Statement : The sole purpose of this post is to learn how to keep in sync the remote data stored in AWS, Azure blob storage etc with the local file system.
Installation : Install rclone from the link based on your machine (Windows, Linux and MAC etc). I have worked on MAC so downloaded the respected file.
Steps : In my case, I have stored my files in Azure blob storage and AWS S3 bucket as well. So given below are the steps by which we can make the data in sync with the local directory.
- Go to downloaded folder and execute the following command to configure rclone –
tangupta-mbp:rclone-v1.39-osx-amd64 tangupta$ ./rclone config
- Initially there will be no remote found then you need to create the new remote.

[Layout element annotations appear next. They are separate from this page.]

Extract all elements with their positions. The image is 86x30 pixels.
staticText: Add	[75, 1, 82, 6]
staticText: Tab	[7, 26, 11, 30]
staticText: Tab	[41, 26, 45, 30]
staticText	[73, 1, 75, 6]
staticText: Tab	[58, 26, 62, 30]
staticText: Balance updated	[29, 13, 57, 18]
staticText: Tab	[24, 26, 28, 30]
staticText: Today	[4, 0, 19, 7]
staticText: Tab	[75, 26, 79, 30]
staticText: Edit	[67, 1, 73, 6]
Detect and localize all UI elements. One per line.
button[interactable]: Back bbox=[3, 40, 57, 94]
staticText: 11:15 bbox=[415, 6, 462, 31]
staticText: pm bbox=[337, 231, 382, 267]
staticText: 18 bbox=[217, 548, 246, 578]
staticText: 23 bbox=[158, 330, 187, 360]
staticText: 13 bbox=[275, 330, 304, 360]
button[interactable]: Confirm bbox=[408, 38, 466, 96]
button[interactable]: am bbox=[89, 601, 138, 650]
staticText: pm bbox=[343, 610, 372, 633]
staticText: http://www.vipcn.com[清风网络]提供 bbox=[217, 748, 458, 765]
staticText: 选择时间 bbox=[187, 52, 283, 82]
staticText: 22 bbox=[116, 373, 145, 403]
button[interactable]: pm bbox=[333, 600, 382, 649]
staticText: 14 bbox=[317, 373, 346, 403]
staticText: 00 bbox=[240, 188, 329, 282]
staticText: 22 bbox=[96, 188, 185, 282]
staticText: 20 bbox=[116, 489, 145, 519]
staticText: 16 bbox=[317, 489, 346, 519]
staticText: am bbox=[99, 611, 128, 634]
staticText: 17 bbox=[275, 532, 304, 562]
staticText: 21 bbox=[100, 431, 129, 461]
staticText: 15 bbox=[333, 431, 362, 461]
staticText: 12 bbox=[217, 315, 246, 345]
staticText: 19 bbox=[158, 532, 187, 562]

No remotes found - make a new one
n) New remote
s) Set configuration password
q) Quit config
- Now, It’ll ask for the type of storage like aws, azure, box, google drive etc to configure. I have chosen to use azure blog storage.
- Now it’ll ask for the details of azure blob storage like account name, key, end point (Keep it blank) etc.
Storage Account Name
account> your_created_account_name_on azure
Storage Account Key
Endpoint for the service - leave blank normally.
y) Yes this is OK
e) Edit this remote
d) Delete this remote
- To list all the contained created on Azure portal under this account name –
tangupta$./rclone lsd remote:
-1 2018-02-05 12:37:03 -1 test
- To list all the files uploaded or created under the container (test in my case) –
tangupta$./rclone ls remote:test
48128 Resume shashank.doc
- To Copy all the files uploaded or created under the container to the local machine or vice versa –
tangupta$./rclone copy /Users/tanuj/airflow/dag remote:test
- Most importantly, now use the below command to sync the local file system to the remote container, deleting any excess files in the container.
tangupta$./rclone sync /Users/tanuj/airflow/dag remote:test
The Good thing about rclone sync is that it’ll download the updated content only. In the way, you can play with AWS storage to sync the file. Apart from all these commands, rclone has given us the facility to copy, move, delete commands to do the respective job in the appropriate way.
Now, one can use the rsync command to copy/sync/backup the contents between different directories locally and remotely as well. It is widely used command to transfer the partial transfer (difference of data in files) between source and destination node.
tangupta$ rsync --avc --delete /Users/tanuj/airflow/test /Users/tanuj/airflow/dags
Hope this works for you. Enjoy 🙂